A journalist with The PUNCH Newspaper in Nigeria, Okechukwu Nnodim, was on February 3, 2021, kidnapped at his home at Arab Road, Kubwa, Abuja by gunmen who demanded money.
According to the journalist’s wife, Oluchi, the incident took place when her husband was working on his laptop.
Oluchi narrated that the gunmen, who were five in number, scaled the fence of their house around 11 pm, entered their compound, and ordered them to open the door.
She said the attackers fired several shots at the windows, pulled down the burglar-proof iron at the entrance, after which they forced the front door open. They then took him away when he failed to comply with their demand for money.
“The gunmen demanded that my husband give them money, but he told them that he did not have any money in the house,” she said. When Nnodim could not give the gunmen any money, Oluchi said they collected his and her phones and then took the journalist away.
MFWA learnt that the gunmen also abducted two people in the neighbourhood.
There were reports that the kidnappers had demanded a ransom of N10 million (USD$26,000) before releasing Nnodim.
The police spokesperson for the Federal Capital Territory, Ms Mariam Yusuf, on Friday told MFWA that the police had launched a rescue operation for Nnodim and the two others. But she was silent on the issue of ransom.
“We have launched a rescue operation to ensure the safe return of the victims and arrest the perpetrators,” she said via a text.
Meanwhile, this was not the first time a journalist was kidnapped in Nigeria in recent times.
In January 2020, a journalist with the Federal Radio Corporation of Nigeria, Maxwell Nashan, died at the hospital following his abduction from his home in Adamawa State. He was found half-dead with several lacerations on his body.
Also, in May 2020, a journalist with the FRCN, Chinenye Iwuoha, was kidnapped in Umuahia, Abia State.
The President of the Nigeria Union of Journalists, Chris Isiguzo, in an interview with MFWA, condemned Nnodim’s abduction and demanded his freedom.
“We ask the people behind the heinous act to release our colleague because he does not have the wherewithal to pay any ransom, and I don’t think he offended anyone to warrant his kidnap,” Isiguzo said.
“At the same time, we ask the security agencies to work hard to ensure Nnodim is released unhurt as soon as possible. The government must ensure those behind this act are brought to justice,” the NUJ President added.
In Nigeria, kidnapping for ransom is a huge business as in recent years. A 2020 report by research firm SB Morgen (SBM) showed that between 2011 and 2020, over $18 million was paid in ransom to kidnappers by their victims. Out of this figure, SBM stated that around $11 million was paid between 2016 and 2020, which makes it appear that kidnapping has become a burgeoning industry.
The situation has added to the climate of insecurity in the country already in the grip of insurgents’ attacks in the north, and the increasing journalists’ victims is a serious concern to the media and press freedom organisations.
In the face of the increasing insecurity, the country’s service chiefs last week resigned their appointments, after several months of citizens’ calls for them to do so for failure to tackle the menace of terrorism and banditry.

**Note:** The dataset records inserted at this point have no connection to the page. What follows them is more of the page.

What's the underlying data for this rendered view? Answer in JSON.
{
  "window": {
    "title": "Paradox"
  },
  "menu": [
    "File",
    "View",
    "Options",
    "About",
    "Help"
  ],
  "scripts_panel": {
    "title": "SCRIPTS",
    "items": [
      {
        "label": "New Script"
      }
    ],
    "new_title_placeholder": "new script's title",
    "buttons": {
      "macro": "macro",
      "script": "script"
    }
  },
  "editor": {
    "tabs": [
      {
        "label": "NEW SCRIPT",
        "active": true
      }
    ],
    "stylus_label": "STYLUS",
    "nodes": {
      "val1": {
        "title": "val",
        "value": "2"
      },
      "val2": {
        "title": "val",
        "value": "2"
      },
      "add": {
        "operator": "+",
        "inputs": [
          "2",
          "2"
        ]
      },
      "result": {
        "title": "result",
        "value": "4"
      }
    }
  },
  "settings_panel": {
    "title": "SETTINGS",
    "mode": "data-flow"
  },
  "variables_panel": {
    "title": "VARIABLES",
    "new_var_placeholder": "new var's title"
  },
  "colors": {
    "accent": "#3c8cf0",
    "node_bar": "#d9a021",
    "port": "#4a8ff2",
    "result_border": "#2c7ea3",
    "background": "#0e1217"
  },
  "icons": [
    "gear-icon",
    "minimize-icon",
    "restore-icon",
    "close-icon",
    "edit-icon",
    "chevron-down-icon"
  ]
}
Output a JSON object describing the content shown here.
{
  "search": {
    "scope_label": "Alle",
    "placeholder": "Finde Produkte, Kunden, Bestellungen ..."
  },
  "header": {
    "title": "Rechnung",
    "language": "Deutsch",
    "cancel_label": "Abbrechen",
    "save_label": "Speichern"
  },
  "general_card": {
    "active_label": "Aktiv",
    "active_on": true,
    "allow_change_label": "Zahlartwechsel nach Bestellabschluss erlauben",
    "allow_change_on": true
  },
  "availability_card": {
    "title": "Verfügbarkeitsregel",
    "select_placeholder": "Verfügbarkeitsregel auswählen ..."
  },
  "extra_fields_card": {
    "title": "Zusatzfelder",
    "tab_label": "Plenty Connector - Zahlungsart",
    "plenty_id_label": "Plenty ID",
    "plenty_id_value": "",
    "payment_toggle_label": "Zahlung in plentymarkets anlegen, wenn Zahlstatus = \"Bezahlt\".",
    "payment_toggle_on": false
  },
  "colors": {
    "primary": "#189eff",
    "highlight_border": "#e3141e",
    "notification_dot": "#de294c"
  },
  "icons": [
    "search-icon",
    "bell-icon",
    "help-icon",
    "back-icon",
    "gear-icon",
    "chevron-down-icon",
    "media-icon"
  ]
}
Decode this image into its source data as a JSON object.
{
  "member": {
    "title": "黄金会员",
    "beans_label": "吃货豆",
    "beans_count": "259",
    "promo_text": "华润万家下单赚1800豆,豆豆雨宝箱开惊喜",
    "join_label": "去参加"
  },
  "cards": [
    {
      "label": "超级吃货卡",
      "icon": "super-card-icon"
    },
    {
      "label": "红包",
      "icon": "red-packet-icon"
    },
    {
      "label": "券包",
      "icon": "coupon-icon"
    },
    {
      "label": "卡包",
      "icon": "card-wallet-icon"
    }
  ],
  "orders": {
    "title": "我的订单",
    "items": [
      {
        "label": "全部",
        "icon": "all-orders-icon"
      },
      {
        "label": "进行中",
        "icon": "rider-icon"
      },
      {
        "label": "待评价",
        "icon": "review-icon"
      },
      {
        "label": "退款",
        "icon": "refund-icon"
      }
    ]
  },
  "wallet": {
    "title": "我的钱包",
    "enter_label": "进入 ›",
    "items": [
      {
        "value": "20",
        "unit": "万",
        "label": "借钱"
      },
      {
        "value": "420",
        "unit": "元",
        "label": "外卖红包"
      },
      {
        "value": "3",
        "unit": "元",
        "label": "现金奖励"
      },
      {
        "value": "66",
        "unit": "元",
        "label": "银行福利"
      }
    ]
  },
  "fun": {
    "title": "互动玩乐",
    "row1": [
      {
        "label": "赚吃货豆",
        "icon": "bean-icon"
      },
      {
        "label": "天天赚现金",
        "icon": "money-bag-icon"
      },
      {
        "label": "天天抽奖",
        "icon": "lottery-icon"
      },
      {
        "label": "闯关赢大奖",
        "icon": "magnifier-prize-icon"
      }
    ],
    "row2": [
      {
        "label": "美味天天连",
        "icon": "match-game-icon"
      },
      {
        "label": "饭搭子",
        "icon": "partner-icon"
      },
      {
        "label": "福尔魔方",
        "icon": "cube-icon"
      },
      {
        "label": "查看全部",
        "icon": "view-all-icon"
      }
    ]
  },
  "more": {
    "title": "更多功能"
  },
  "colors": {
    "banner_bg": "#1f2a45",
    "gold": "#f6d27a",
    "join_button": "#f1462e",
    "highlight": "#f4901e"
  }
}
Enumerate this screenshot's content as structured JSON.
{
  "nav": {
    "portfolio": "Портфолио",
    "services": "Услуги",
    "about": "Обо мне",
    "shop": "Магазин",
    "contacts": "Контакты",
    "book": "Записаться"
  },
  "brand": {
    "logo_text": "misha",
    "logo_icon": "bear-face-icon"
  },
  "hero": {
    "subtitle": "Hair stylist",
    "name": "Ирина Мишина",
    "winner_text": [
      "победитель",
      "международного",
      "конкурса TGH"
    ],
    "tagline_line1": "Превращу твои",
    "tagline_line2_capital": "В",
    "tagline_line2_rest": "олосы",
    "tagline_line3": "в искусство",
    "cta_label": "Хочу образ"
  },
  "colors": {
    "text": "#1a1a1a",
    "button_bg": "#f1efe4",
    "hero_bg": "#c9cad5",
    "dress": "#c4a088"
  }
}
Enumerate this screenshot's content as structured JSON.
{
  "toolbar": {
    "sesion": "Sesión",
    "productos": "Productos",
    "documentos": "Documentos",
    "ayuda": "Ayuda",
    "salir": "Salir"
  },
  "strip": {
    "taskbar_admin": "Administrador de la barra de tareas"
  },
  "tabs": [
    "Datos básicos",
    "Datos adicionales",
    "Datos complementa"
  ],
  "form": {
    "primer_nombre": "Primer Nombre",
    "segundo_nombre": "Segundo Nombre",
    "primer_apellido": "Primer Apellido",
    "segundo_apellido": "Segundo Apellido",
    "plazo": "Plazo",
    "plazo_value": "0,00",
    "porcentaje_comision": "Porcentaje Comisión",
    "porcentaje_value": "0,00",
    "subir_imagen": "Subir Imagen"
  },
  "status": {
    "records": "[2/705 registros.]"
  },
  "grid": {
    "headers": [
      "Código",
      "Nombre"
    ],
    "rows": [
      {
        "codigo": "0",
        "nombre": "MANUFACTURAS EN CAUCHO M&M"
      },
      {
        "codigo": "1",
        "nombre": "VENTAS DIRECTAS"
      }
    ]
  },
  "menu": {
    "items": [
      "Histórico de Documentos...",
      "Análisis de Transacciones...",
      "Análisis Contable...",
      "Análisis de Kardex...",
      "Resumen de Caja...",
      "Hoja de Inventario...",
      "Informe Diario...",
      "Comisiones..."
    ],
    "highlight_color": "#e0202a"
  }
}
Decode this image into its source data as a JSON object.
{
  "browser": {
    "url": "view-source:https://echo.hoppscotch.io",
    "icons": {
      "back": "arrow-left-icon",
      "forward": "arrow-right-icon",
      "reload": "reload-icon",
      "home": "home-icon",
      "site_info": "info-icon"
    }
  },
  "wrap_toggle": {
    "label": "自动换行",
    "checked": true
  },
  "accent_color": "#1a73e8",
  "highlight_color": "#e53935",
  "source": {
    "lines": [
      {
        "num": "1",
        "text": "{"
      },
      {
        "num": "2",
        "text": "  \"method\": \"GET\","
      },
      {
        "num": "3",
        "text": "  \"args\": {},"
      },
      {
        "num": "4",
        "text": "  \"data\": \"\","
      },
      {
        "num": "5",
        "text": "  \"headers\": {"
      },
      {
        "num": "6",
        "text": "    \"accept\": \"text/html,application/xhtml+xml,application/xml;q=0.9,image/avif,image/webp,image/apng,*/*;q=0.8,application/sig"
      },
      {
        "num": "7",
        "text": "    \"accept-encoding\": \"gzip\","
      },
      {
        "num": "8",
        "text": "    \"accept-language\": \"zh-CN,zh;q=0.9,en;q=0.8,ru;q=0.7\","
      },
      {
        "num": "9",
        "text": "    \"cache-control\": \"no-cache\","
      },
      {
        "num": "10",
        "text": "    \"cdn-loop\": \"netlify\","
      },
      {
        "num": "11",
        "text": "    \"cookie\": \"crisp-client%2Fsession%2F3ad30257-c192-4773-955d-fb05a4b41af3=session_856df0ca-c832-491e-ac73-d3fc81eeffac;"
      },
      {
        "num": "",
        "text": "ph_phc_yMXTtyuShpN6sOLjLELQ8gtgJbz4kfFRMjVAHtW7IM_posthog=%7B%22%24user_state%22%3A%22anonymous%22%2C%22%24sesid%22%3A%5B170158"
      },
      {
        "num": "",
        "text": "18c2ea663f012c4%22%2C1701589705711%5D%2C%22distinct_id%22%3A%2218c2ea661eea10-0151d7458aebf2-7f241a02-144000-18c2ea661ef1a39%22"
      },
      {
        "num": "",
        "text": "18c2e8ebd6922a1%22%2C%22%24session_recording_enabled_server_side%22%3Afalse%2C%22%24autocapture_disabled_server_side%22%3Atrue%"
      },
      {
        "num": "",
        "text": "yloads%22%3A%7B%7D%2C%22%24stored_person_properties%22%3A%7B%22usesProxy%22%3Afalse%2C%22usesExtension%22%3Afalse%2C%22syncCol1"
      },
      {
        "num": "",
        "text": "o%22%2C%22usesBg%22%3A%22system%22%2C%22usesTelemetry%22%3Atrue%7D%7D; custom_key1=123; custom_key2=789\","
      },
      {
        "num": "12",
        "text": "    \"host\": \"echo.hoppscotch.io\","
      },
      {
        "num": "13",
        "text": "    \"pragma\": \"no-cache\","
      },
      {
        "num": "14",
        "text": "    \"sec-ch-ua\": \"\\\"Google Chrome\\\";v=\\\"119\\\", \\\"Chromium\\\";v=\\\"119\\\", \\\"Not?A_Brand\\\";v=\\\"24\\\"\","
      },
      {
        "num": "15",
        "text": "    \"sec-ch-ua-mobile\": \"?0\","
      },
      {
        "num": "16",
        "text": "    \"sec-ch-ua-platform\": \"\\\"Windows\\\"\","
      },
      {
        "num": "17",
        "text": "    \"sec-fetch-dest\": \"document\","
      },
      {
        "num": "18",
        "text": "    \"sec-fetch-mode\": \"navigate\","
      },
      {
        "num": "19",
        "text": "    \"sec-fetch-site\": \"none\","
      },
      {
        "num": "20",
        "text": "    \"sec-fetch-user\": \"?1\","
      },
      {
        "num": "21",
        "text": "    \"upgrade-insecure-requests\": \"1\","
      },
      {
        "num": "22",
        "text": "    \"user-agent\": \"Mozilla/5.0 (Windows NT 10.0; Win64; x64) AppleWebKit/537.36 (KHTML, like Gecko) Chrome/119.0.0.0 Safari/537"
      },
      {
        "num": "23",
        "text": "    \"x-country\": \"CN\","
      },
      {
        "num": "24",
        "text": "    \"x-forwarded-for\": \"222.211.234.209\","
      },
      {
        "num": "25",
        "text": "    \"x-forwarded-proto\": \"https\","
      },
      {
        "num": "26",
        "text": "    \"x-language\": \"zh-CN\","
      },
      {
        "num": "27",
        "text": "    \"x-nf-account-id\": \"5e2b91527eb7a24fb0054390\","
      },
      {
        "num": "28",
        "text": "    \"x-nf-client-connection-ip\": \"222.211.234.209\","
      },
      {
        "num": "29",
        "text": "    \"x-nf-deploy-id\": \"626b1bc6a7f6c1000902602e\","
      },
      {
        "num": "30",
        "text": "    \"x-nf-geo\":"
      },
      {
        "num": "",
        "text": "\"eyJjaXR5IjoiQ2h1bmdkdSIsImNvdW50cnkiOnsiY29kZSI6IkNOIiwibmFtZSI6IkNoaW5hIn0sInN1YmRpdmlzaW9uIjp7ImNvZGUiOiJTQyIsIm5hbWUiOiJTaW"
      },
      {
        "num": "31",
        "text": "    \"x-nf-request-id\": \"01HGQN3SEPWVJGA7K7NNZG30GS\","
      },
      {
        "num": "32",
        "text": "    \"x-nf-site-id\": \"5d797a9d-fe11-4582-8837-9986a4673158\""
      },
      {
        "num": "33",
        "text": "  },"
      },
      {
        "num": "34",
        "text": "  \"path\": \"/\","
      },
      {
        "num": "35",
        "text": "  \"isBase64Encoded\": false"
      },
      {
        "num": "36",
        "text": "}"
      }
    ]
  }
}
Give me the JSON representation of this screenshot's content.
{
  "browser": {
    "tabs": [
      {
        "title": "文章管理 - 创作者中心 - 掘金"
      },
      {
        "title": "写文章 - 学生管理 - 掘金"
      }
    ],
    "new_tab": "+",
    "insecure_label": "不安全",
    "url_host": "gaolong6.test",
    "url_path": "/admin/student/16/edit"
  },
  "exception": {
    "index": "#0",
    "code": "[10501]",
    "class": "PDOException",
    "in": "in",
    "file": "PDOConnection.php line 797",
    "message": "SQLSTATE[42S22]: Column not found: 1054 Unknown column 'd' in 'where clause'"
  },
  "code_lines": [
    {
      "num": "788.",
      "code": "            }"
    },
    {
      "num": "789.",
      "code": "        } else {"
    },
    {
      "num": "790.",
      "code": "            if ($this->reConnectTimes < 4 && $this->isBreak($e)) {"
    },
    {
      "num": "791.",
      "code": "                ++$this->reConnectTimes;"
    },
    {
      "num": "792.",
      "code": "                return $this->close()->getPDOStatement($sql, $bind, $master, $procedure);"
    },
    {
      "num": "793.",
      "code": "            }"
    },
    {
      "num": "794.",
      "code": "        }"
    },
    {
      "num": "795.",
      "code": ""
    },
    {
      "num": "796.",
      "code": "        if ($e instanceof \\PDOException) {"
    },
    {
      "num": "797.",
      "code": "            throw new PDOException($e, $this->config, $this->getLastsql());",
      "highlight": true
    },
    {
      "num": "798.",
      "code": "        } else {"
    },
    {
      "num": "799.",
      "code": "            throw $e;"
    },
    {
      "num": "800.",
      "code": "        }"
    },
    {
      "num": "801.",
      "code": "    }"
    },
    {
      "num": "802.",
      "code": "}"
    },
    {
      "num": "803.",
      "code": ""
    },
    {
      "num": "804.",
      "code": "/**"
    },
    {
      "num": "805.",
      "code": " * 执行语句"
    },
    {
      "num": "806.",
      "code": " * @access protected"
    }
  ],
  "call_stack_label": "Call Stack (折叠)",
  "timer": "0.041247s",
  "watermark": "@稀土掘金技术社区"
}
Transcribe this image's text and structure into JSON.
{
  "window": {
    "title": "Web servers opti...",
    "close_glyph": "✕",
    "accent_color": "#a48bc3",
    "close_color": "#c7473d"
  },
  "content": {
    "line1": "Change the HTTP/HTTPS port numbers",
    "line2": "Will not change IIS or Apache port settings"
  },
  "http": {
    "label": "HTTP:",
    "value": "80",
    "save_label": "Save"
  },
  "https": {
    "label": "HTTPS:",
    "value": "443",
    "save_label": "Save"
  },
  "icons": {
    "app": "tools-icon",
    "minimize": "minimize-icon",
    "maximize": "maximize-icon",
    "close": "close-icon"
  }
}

President Muhammadu Buhari has immediately named new service chiefs, urging them to win the war against kidnapping and other forms of insecurity in the country.
The MFWA condemns the kidnapping of Okechukwu Nnodim and demand his immediate release. We urge Nigeria’s security and intelligence services to do everything possible to get the journalists released to return to his family and resume his work.